Creeping Inexorably Toward A Worthwhile Sub-Heading.
Tuesday, March 02, 2004
Jumping the Gun
I'll be doing a full preview of the Pirates for the Know Your Enemy series on Friday, but I couldn't let this pass without comment.
It's the work of Brian O'Neill of the Pittsburgh Post-Gazette, also known as The Stats Geek. In my previous, though limited, exposure to his work, I'd found him to be a welcome change; his occasional use of logic easily separating him from other fishwrap scribes. But this time, he left his logic in his locker.
The piece attempts to explore if Craig Wilson deserves a full time job. In it, O'Neill provides four reasons for his argument, which would be excellent if the reasons weren't contradictory with the argument resolving to a resounding maybe.
One of his rationalizations revolves around the acquisition of Randall Simon as a platoon partner, and another around Wilson's ability in the field. He concludes that Simon was a silly acquisition when you could have kept Matt Stairs around, and that Wilson isn't so bad with the glove. I'm not sure why the Simon jabs get in here (he fails to fully relate it to Wilson's status), but they are certainly appropriate, and while O'Neill uses the unfortunate Range Factor statistic to tell us that Wilson is a passable outfielder, I've seen other metrics, like those at Baseball Prospectus, that back up the assertion as well.
So, we have one point that may not belong, and one point in Wilson's favor. The other two argue against using Wilson full time, but I think I can help with that. Let's look at point the first:
Why sign right fielder Raul Mondesi, a right-handed batter like Wilson, if he is only going to take Wilson's playing time away?
The short answer can be found on the Web site baseball-reference.com. Borrowing on a concept developed by baseball numbers guru Bill James, this site allows you to punch in a player's name and find the player he is most like in baseball history. The match for Mondesi is Reggie Sanders.
O'Neill is, of course, referring to Similarity Scores. I like Similarity Scores. Similarity Scores are fun. Other fun things are Jenga, Waterslides, and Whirlyball, but you won't see me confusing them with objective analysis.
In the last three years, Raul Mondesi's batting line has been .251/.330/.456, while Reggie Sanders' has been .265/.335/.521. If you want Reggie Sanders, I would suggest getting the real deal.
Point the second finally deals directly with the subject of the piece. Here's the quote:
Unfortunately, most pitchers are right-handed, a species against which Wilson has considerably less success.
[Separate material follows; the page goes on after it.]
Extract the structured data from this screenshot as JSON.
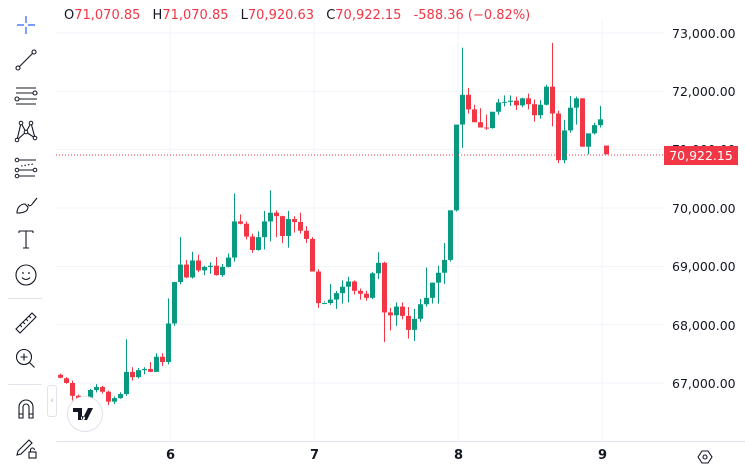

His numbers in 202 at-bats against right-handers were .238/.320/.416. It's great that Wilson hit left-handers harder than Gary Sheffield hits them, but against right-handers, Wilson does a passable impression of Kevin Young.
Which is why you need Mondesi, because he'll hit better against right-handers, yes?
Ooops. Those are three years of numbers against righties, which tell us more than 202 at bats do, and Wilson comes out on top. It's awfully close, though, so maybe Mondesi does more damage against lefties.
Or, maybe not. Granted, Mondesi performs well against port-siders, but what Wilson does to them is illegal in seven states. You can learn the name of one of those states by seeing where Shawn Estes pitches this year.
The idea that anyone else on the Pirates roster deserves time over Wilson is patently ridiculous. Maybe Mr. O'Neill was handed an assignment by his editor and told to make some sense, any sense, out of Wilson's likely lack of playing time. I hope that's the case because he deserves a shot, at least according to this stats geek.